Juin ou juillet? C'est la question qui divise les économistes et les investisseurs sur les marchés monétaires et obligataires.

Rudy Le Cours LA PRESSE

Personne ne doute que la Banque du Canada reconduira demain son taux directeur à son niveau plancher de 0,25% en place depuis le 21 avril 2009.Il y en a de plus en plus, cependant, qui se demandent si les autorités monétaires répéteront que le taux cible de financement à un jour restera à 0,25% jusqu'à la fin du trimestre «sous réserve des perspectives actuelles concernant l'inflation».

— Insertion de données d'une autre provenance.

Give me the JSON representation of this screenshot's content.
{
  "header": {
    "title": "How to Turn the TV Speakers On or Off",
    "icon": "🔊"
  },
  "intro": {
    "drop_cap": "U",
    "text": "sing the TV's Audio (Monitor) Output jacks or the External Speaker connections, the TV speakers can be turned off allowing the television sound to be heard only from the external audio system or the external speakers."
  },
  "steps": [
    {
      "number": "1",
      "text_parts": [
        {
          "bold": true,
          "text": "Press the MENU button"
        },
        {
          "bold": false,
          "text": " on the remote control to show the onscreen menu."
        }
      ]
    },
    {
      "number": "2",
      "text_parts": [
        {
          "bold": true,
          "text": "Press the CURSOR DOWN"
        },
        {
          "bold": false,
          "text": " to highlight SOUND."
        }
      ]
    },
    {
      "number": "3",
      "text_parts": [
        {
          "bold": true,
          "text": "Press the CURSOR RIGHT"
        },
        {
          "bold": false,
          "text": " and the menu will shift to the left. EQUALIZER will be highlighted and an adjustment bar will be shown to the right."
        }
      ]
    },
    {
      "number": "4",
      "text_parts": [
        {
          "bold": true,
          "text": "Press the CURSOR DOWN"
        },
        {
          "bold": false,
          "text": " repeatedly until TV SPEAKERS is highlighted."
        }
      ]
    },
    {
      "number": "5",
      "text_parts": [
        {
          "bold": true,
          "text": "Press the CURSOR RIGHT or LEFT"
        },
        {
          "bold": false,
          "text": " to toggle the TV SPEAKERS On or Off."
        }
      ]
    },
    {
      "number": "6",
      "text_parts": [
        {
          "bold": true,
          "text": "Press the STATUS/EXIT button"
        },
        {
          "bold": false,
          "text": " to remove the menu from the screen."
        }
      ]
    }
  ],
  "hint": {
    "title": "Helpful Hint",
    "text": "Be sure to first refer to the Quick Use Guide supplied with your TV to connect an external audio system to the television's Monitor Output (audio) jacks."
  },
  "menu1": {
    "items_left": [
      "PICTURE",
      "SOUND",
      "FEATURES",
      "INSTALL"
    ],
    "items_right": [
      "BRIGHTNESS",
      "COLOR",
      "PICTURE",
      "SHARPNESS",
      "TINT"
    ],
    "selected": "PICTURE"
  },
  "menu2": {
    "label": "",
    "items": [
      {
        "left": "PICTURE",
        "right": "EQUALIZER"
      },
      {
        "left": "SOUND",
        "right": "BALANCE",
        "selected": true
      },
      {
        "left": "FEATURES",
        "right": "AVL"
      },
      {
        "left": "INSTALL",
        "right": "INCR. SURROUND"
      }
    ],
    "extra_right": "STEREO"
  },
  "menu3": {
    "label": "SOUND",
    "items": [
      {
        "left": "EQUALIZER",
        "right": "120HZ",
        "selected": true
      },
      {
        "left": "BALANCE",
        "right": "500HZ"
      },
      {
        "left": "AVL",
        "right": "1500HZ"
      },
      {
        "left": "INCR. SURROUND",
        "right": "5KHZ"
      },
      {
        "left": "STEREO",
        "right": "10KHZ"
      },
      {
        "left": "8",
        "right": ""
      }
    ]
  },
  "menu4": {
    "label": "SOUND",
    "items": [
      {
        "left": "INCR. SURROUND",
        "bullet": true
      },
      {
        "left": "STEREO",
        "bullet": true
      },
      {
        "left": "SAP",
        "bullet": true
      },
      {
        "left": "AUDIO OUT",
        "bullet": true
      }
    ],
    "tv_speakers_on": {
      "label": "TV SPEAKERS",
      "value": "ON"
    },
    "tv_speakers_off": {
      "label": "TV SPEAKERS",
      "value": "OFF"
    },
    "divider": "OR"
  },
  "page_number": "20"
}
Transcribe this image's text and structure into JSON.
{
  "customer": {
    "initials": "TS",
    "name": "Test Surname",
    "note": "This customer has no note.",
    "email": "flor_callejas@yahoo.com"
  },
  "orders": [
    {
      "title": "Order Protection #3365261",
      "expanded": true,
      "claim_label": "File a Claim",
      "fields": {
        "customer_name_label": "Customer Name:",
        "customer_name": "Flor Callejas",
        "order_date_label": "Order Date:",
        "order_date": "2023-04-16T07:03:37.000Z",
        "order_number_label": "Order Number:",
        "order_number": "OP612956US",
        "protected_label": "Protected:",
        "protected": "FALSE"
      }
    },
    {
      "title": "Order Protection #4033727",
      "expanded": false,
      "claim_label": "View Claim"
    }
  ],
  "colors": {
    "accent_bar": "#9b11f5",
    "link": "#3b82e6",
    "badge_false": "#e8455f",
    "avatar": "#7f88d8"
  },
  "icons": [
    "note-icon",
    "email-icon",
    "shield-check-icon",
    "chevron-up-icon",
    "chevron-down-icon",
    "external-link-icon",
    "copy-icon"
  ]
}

La croissance économique et les pressions inflationnistes sont beaucoup plus fortes que ne le prévoyaient la Banque et l'ensemble des prévisionnistes en janvier, où remontent leurs dernières prévisions.

Voilà pourquoi les marchés accordent une probabilité de 42% à un premier tour de vis dès le 1er juin. Une hausse le 20 juillet est perçue comme une certitude et 62% des parieurs misent sur un taux déjà hissé à 0,75% à cette date.

Le mouvement à la hausse ne devrait pas s'arrêter là, si on prête foi aux délibérations du comité fantôme de politique monétaire qu'anime l'Institut C.D. Howe de Toronto.

Le plus prudent de ses 10 membres s'attend à ce que le taux cible soit rendu à 1,5% dans 12 mois, le plus audacieux à 3,25%, la médiane étant à 2,5%.

Les experts s'attendent tous, par ailleurs, à ce que la Réserve fédérale américaine reste en touche au moins jusqu'à tard à l'automne, voire jusqu'en 2011.

Huard dopé

Dans tous les cas de figure, le huard s'en trouve dopé, ce qui devrait en principe contenir les pressions inflationnistes et permettre à la Banque du Canada de gagner un peu de temps.

Par un curieux concours de circonstances, son Conseil de direction doit rendre sa décision trois jours avant que Statistique Canada ne dévoile les variations de l'Indice des prix à la consommation (IPC), en mars. En février, le rythme annuel d'inflation s'établissait à 1,6%, mais à 2,1% quand on exclut les éléments les plus volatiles de l'IPC comme l'essence ou les fruits et les légumes.

Si les experts s'attendent à un léger repli en mars, compte tenu de facteurs exceptionnels qui ont poussé l'IPC de référence en février, ils s'étonnent aussi de sa relative robustesse, en considérant l'écart de production qui subsiste en principe dans l'économie. Cet écart, très difficile à quantifier avec précision, est censé mesurer la différence entre la croissance réelle et potentielle de l'économie à un taux d'inflation de 2,0%.

La Banque jugeait en janvier que cet écart serait comblé durant l'été 2011. Cependant, la solide performance de l'économie pendant l'automne - et sans doute aussi durant l'hiver - expliquerait, aux yeux de plusieurs, la résistance de l'inflation qu'on n'observe pas au sud de la frontière.

Si tel est le cas, la Banque devra augmenter le taux directeur avec assiduité pour contenir les pressions sur les prix qui ne pourront qu'amplifier. Voilà pourquoi l'hypothèse du 1er juin trouve de plus en plus d'adeptes.

La Banque pourrait néanmoins choisir de cacher son jeu jusqu'au 1er juin. Elle aura alors pu prendre connaissance des données de l'inflation de mars et d'avril ainsi que de la croissance du premier trimestre.

Avec toutes ces données en main, elle aurait toute l'argumentation nécessaire pour expliquer qu'une hausse hâtive est nécessaire, si les perspectives d'inflation ont vraiment changé. Elle ne les a pas encore.